• Friday, April 19, 2024
businessday logo

BusinessDay

Access – Diamond Bank merger to lead to N150bn in synergies

Access Bank – Diamond

The managements of both Access Bank and Diamond Bank held a conference call today to provide an update on the proposed deal in which they estimated synergies from the merger to amount to N150.3 billion over a three-year period.

Revenue synergies are estimated at N62.2 billion, while cost synergies are expected to be N88.1 billion. Over 65 percent of revenue synergies is expected to come from enhanced product offering and cross-selling, while consolidation of procurement and management facility (46%) and cost of funds reduction through better deposit mix (24%) is expected to lead cost synergies for the combined entity.

Management is also upbeat about being able to deliver on the merger ahead of the previously scheduled half year 2019 period.

With several milestones crossed, both firms now estimate that the deal will close by early Q2’19. However there are some outstanding pre-merger events including, court ordered meetings expected to hold in February 2019, SEC and CBN approval expected to be obtained in March 2019 and a court sanction and deal completion by April 2019.

Overall, management expects that both firms will begin to operate as a single entity and integrate processes as from May 2019 and attain full integration by October 2019.

On Non-performing loans (NPLs) concerns, both banks highlighted that DIAMONDBNK’s Q3’18 numbers were adjusted to reflect additional impairment of N150 billion, placing its current NPL ratio at 40.4 percent.

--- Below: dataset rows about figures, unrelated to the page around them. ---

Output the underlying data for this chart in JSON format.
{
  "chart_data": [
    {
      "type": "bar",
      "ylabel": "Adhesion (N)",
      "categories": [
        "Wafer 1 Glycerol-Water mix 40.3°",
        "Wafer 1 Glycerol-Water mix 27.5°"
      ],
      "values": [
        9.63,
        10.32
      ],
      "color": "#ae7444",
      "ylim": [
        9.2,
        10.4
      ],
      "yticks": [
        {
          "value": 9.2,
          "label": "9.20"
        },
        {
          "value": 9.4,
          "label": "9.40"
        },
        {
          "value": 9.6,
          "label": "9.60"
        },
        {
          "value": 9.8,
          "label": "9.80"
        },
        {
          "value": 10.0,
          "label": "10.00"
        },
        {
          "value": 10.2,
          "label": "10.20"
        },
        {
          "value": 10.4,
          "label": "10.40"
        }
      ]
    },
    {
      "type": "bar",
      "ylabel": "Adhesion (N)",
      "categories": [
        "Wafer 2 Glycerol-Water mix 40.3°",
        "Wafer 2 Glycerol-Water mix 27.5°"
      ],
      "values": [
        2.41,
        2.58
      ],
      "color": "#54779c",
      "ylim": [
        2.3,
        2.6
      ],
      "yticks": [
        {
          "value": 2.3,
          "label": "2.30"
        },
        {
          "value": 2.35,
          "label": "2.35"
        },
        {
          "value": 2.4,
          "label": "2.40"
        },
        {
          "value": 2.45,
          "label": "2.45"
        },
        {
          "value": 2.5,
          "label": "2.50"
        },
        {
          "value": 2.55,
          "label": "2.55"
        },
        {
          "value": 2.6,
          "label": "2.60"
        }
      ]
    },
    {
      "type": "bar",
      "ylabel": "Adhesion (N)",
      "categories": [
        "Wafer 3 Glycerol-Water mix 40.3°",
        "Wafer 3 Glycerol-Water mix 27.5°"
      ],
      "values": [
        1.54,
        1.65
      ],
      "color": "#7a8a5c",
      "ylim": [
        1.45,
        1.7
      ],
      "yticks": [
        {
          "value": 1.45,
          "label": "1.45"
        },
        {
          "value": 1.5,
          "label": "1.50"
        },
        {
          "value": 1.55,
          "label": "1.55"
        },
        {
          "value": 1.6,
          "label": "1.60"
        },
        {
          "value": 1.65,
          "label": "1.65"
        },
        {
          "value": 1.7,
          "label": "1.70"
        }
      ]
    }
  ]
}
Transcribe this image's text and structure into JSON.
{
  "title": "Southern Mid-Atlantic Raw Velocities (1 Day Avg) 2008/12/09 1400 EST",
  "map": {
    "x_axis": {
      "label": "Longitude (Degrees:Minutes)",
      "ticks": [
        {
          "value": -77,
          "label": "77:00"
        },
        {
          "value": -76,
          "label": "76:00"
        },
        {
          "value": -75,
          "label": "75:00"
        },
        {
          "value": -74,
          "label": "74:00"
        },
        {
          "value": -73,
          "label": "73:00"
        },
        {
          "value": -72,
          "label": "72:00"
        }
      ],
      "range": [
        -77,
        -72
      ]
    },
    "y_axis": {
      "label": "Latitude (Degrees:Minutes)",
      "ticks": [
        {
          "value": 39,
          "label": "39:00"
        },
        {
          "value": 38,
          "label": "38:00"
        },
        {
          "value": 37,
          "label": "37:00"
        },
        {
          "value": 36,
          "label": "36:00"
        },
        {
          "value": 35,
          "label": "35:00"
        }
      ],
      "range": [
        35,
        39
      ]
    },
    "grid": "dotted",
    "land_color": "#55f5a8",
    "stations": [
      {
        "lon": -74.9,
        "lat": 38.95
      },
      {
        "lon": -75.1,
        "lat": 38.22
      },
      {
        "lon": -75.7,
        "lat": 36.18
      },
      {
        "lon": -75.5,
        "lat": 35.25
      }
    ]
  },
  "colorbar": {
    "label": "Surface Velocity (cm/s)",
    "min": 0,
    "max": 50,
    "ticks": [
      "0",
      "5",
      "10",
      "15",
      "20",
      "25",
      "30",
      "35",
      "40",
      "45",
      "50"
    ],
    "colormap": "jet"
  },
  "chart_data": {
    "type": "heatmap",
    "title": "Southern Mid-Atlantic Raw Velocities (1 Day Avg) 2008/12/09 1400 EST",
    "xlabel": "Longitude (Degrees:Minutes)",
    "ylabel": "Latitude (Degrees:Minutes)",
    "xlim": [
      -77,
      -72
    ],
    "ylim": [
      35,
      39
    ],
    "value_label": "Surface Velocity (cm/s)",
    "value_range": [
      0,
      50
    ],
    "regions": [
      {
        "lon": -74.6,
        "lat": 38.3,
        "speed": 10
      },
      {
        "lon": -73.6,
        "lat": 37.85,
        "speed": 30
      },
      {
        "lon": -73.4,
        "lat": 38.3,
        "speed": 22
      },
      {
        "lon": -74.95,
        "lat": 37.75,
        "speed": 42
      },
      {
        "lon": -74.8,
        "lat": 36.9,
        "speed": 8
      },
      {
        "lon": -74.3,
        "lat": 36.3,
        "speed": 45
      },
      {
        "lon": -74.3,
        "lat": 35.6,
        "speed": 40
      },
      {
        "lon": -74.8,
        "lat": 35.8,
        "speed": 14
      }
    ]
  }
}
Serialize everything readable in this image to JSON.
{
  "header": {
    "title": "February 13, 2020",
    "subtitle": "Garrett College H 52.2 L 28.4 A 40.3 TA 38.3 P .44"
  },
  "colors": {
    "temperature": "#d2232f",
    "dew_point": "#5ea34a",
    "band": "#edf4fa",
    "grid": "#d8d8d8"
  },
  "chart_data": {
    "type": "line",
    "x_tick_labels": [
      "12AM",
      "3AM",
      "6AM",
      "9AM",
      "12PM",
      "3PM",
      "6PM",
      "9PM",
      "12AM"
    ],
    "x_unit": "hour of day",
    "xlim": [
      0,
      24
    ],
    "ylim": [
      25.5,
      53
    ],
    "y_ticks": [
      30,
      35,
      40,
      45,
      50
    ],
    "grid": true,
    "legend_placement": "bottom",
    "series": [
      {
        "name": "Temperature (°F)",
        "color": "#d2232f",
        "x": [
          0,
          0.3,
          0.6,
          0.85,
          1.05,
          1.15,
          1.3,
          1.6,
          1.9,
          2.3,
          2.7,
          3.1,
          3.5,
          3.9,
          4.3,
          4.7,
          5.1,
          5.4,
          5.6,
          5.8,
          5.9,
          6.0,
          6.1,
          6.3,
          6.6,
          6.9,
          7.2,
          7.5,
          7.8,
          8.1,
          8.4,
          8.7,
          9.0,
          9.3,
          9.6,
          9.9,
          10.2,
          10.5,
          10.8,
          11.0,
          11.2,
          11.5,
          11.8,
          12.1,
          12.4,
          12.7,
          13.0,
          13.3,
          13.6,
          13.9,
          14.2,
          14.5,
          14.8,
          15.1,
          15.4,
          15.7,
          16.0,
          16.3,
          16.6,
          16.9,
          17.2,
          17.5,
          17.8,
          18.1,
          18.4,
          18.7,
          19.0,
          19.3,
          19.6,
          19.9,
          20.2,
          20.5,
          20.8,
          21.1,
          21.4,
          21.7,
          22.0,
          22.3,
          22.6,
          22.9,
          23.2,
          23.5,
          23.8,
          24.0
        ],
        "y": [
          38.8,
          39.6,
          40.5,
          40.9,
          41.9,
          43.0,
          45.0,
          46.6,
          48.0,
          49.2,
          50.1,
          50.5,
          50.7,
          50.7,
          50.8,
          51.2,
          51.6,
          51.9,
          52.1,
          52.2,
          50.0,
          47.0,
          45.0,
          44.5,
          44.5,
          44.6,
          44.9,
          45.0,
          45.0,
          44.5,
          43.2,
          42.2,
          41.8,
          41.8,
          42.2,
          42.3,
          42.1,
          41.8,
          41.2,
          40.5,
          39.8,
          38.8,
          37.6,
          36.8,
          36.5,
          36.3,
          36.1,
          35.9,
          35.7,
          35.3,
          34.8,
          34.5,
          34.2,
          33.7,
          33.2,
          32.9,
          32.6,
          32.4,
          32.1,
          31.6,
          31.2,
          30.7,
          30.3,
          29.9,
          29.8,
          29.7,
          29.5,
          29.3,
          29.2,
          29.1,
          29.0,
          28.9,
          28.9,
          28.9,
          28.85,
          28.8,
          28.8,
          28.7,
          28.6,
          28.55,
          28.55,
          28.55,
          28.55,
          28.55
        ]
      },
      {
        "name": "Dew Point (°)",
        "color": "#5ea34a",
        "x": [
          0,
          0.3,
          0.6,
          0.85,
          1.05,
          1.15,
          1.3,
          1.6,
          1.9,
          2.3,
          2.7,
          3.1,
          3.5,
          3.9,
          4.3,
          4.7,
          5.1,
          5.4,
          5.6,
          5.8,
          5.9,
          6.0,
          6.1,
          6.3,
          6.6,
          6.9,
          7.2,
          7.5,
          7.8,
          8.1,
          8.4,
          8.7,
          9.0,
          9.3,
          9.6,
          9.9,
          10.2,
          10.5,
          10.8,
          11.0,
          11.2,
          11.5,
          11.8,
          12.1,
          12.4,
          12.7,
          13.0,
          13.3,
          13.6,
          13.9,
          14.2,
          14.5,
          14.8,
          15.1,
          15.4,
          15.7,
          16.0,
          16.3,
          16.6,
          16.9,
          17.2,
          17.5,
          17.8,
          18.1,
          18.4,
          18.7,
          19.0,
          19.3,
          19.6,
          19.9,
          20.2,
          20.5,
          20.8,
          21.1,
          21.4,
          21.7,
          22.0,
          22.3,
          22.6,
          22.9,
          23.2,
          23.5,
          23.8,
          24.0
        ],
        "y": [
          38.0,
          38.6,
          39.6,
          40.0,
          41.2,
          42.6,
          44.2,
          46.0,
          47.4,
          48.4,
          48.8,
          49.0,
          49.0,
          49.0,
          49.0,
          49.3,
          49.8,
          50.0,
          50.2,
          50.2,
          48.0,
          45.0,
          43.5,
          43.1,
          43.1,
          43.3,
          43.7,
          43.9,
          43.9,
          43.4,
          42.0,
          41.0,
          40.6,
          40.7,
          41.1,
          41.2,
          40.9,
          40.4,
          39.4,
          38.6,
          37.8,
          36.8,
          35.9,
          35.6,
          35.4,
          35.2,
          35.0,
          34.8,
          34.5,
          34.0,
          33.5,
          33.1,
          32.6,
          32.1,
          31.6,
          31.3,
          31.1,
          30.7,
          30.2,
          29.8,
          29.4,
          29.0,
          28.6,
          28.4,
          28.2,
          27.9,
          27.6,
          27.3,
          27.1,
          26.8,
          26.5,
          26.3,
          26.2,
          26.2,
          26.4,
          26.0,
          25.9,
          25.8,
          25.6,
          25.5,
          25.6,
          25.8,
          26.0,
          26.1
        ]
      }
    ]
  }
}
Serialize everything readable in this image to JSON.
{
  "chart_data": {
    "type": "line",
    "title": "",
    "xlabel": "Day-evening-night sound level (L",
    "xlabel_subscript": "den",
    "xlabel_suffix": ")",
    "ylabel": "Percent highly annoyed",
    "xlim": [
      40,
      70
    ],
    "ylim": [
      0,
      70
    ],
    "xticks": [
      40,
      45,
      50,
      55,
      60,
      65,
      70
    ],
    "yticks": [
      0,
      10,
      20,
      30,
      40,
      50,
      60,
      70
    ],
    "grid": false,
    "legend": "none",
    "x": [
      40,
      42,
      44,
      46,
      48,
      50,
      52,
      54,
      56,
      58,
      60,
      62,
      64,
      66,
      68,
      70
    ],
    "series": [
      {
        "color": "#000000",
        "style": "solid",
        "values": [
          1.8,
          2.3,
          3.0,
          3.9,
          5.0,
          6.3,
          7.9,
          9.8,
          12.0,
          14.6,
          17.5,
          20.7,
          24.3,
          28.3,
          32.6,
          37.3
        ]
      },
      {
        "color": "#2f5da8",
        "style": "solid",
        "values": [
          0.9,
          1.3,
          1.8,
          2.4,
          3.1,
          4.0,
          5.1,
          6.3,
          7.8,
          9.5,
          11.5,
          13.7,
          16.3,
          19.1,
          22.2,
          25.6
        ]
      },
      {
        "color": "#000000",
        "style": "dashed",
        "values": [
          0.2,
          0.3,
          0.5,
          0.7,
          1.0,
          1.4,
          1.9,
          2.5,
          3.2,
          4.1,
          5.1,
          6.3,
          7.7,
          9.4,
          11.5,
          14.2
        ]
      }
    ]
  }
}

For the combined entity, this translates to a pre-merger NPL ratio of 14.1 percent based on 9M’18 numbers. Although management is currently unable to estimate the amount of NPLs that will eventually be transferred to the combined entity, it is optimistic of achieving a single digit NPL ratio by FY’19. It hopes to achieve this by additional write-off of fully provisioned facilities and aggressively pursuing recoveries through the year.

Management suggested at the conference call that there is no more need for its initially proposed tier 1 capital raise through rights, as it believes it has sufficient retained earnings and tier 2 capital (over $250 million dollars to be drawn down by Q1’19) to consummate the deal.